Canada’s oil companies have struggled to win new outlets for their increasing volumes of petroleum, especially from the oil sands where output may rise 50 percent to 3.7 million barrels a day by 2030, according to the Canadian Association of Petroleum Producers. With Enbridge Inc.’s permit for Northern Gateway recently revoked by a federal court and TransCanada Corp.’s Keystone XL approval rejected last year by President Barack Obama, the industry has pinned its hopes on Trans Mountain after years of disappointments.

“There is no question that a decision on the Trans Mountain pipeline is of significant national impact,” said Jeff Gaulin, vice president at the Canadian Association of Petroleum Producers, an industry lobby group in Calgary. “It will be a watershed moment for the development of Canada’s energy resources to reach more international markets.”

New Policy

Trans Mountain will be the first test of Trudeau’s approach to Canada’s resource-heavy economy and highlights how the government is unprepared with policy to support decisions on individual energy projects, said Monica Gattinger, a University of Ottawa professor and director of the school’s Institute for Science, Society and Policy. A policy framework that provides direction on climate, aboriginal relations and cumulative effects is needed to help resolve opposition to such projects, she said.

“We have a number of policy gaps around energy that frankly extend well beyond the remit of any individual energy project decision-making processes,” she said. “Are governments really trying to make climate policy one pipeline at a time?

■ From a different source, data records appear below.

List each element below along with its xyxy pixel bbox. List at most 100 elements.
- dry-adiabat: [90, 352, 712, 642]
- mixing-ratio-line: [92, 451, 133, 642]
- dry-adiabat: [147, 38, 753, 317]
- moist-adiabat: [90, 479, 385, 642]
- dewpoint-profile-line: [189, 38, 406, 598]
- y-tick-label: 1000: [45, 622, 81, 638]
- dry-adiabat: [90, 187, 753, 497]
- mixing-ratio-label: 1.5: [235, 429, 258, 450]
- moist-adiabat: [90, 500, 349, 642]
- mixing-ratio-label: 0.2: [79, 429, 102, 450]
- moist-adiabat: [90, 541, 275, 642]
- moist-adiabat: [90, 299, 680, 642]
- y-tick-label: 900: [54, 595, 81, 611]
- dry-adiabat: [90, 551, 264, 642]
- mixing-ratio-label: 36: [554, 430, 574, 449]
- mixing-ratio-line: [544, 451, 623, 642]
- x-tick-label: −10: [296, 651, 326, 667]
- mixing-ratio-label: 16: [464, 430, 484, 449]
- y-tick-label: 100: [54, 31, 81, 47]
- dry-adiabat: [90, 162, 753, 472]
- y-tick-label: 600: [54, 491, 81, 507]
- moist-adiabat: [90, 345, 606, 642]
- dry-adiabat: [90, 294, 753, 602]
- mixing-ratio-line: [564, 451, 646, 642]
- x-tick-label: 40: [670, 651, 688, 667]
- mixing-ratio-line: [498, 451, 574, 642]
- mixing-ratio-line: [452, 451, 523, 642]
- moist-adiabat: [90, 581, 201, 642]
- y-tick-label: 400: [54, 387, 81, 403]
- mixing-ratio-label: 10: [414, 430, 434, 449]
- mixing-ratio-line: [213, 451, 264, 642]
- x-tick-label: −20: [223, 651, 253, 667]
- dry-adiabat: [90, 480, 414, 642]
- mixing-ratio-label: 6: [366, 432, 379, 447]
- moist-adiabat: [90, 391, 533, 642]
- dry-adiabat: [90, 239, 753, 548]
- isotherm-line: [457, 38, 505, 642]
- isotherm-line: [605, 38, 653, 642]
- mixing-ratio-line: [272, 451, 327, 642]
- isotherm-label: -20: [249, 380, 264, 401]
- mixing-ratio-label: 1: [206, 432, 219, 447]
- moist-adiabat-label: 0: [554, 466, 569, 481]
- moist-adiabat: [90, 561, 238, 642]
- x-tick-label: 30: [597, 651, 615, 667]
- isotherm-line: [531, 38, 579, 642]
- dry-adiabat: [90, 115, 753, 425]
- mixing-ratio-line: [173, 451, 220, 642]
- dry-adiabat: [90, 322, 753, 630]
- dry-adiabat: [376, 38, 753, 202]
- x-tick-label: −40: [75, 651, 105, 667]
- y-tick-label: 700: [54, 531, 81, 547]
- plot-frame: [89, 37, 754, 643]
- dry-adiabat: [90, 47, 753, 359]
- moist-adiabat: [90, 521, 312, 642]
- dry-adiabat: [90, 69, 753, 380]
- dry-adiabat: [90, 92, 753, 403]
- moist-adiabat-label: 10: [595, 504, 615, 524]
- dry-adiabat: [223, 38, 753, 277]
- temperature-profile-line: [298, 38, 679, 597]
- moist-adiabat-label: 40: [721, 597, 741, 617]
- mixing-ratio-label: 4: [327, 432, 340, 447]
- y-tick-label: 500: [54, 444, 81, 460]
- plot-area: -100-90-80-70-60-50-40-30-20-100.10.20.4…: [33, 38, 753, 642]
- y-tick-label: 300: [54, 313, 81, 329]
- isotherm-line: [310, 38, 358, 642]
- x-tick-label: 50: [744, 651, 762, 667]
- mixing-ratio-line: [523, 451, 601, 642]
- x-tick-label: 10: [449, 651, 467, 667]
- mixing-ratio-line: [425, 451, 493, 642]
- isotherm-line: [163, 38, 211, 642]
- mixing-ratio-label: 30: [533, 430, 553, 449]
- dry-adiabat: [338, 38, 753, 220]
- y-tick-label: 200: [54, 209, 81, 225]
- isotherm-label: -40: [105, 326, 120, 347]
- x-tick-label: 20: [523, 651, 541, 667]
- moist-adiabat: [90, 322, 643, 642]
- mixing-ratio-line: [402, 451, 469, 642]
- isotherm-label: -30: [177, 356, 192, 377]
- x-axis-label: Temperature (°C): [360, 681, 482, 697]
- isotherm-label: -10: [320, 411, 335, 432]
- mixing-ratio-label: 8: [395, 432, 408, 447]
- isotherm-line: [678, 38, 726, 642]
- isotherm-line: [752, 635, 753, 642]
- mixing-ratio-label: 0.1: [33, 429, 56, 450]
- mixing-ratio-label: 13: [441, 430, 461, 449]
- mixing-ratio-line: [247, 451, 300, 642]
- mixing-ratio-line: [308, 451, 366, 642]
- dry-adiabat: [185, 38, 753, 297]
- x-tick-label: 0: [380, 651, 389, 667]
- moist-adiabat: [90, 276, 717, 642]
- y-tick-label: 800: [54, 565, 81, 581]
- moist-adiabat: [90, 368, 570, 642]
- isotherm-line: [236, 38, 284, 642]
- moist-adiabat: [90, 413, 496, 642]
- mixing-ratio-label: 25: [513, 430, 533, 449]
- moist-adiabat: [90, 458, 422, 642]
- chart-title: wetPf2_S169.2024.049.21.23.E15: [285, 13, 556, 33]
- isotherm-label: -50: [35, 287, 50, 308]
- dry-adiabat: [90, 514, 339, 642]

That’s putting the cart before the horse.”

Trudeau wants to remake Canada into a low-carbon society while balancing natural resource development in an economy that relies on commodity exports, making the country more dependent on resources for economic growth than other large wealthy nations. His government is currently developing a climate strategy, including a national price on carbon, in coordination with the provinces.

“All projects are reviewed individually based on science, evidence and the traditional knowledge of indigenous peoples,” Natural Resources Canada said in an emailed response to questions about the Kinder Morgan pipeline.